Democrats vow to push ahead on Biden's coronavirus aid plan next week
Senate Majority Leader Chuck Schumer said his narrowly divided chamber would begin work on a “robust” coronavirus package as early as next week, while House Speaker Nancy Pelosi predicted that Congress would complete a key preliminary step before the end of next week
The US Senate and House of Representatives will move next week on President Joe Biden's plan to deliver a fresh infusion of Covid-19 relief to Americans and businesses reeling from the pandemic, top Democrats said on Thursday.
Senate Majority Leader Chuck Schumer said his narrowly divided chamber would begin work on a "robust" coronavirus package as early as next week, while House Speaker Nancy Pelosi predicted that Congress would complete a key preliminary step before the end of next week.
The move reflects Democrats' desire to use their newfound Senate control to help Biden move quickly on his top policy priority before the Senate turns to the impeachment trial of former President Donald Trump later next month.
Biden has made ramping up the response to the Covid-19 pandemic, which has killed nearly 430,000 people in the United States and thrown millions out of work, a major focus of his early days in office. But Republicans and some Democrats have balked at the $1.9 trillion cost of his proposal, which is on top of $4 trillion in aid approved by Congress last year.
Lawmakers said bipartisan talks on the plan are continuing.
"The Senate, as early as next week, will begin the process of considering a very strong Covid relief bill," Schumer said on the floor of the chamber.
"We need recovery and rescue quickly. Everywhere you look alarm bells are ringing," he added, saying Democrats would proceed even if Republicans are not on board.
Schumer did not offer any hard details about the bill that he intends to advance.
Pelosi told a news conference that the House would vote on a budget resolution required for a parliamentary procedure called reconciliation, which would allow Democrats to pass much of Biden's proposal by a simple majority in the Senate, even without Republican support.
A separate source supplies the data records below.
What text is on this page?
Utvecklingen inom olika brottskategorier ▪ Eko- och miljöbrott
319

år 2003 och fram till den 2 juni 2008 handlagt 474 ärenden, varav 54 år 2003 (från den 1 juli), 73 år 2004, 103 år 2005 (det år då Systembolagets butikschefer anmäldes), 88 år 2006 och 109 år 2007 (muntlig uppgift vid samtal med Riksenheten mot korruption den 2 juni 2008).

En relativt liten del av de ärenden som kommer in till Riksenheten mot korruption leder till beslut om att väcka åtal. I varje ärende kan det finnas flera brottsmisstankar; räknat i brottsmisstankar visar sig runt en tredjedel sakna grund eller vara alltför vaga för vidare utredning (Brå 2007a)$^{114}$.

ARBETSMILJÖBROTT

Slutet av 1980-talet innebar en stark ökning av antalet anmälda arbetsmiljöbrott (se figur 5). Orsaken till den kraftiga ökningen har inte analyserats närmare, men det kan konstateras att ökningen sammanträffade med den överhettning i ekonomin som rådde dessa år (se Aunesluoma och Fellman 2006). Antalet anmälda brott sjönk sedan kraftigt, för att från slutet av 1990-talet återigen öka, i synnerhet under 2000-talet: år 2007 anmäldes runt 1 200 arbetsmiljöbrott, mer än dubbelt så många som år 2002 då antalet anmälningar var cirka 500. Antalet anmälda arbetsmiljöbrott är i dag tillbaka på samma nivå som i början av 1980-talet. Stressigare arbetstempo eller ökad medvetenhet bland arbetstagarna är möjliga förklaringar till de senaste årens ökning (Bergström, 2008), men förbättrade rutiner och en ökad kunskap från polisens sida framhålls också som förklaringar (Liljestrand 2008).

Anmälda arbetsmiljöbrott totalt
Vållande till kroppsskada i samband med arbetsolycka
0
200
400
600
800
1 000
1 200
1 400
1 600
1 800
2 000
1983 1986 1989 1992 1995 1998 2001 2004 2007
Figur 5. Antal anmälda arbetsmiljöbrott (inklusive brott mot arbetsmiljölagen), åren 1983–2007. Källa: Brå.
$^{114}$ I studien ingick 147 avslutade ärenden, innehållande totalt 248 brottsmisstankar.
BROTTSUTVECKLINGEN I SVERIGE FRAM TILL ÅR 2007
Vice President Kamala Harris wields the 50-50 Senate's tie-breaking vote.
"By the end of (next) week, we'll be finished with the budget resolution, which will be about reconciliation, if needed," Pelosi said.
Democrats say they hope to find enough Republican support to meet the Senate's 60-vote threshold for passage. But they are getting ready to use reconciliation in case bipartisanship falls short.
Senate Republicans said reconciliation would belie the unifying message that Biden articulated during his inaugural address last week.
"That's going to send a signal to America and to Republicans throughout Congress, that this president's message of unity was rhetoric as opposed to substance," said Senator Todd Young, an Indiana Republican.
White House spokeswoman Jen Psaki rejected that argument, saying that Republicans had the option of voting for or against a reconciliation bill.
NO PIECEMEAL APPROACH
Senate misgivings over the size of Biden's proposal stirred speculation that the White House could use a two-pronged strategy, starting with a bill small enough to attract Republican support that would then be followed by a larger reconciliation bill.
But senior White House officials on Thursday shot down that idea.
"The needs of the American people aren't partial; we can't do this piecemeal," White House economic adviser Brian Deese, who has been involved in talks with a bipartisan group of lawmakers in the Senate and House, said on Twitter.
Deese later spoke about the Covid-19 relief effort during a Senate Democratic policy lunch.
"We have to do it all together. It all fits together," Democratic Senator Richard Blumenthal told reporters after the lunch. "That's the general feeling in the caucus."
Biden and his allies in Congress are also under pressure from the progressive wing of the Democratic Party.
Representative Pramila Jayapal, who chairs the left-leaning Congressional Progressive Caucus, told Politico in an online interview that $1.9 trillion should be the floor for Covid-19 relief spending, not a ceiling.
Her caucus, which represents more than 90 of the House's 221 Democrats, wants the package to include a minimum wage hike to $15 an hour, a path to citizenship for essential workers who are immigrants and auto-enrollment in public health insurance plans for the uninsured.
"We should think of this in terms of the needs of people, not in terms of the dollar amounts," Jayapal said.
She and other Democratic lawmakers including Representative Ilhan Omar have called for recurring payments to US households instead of the one-time $1,400 check the Biden administration has included in its proposal.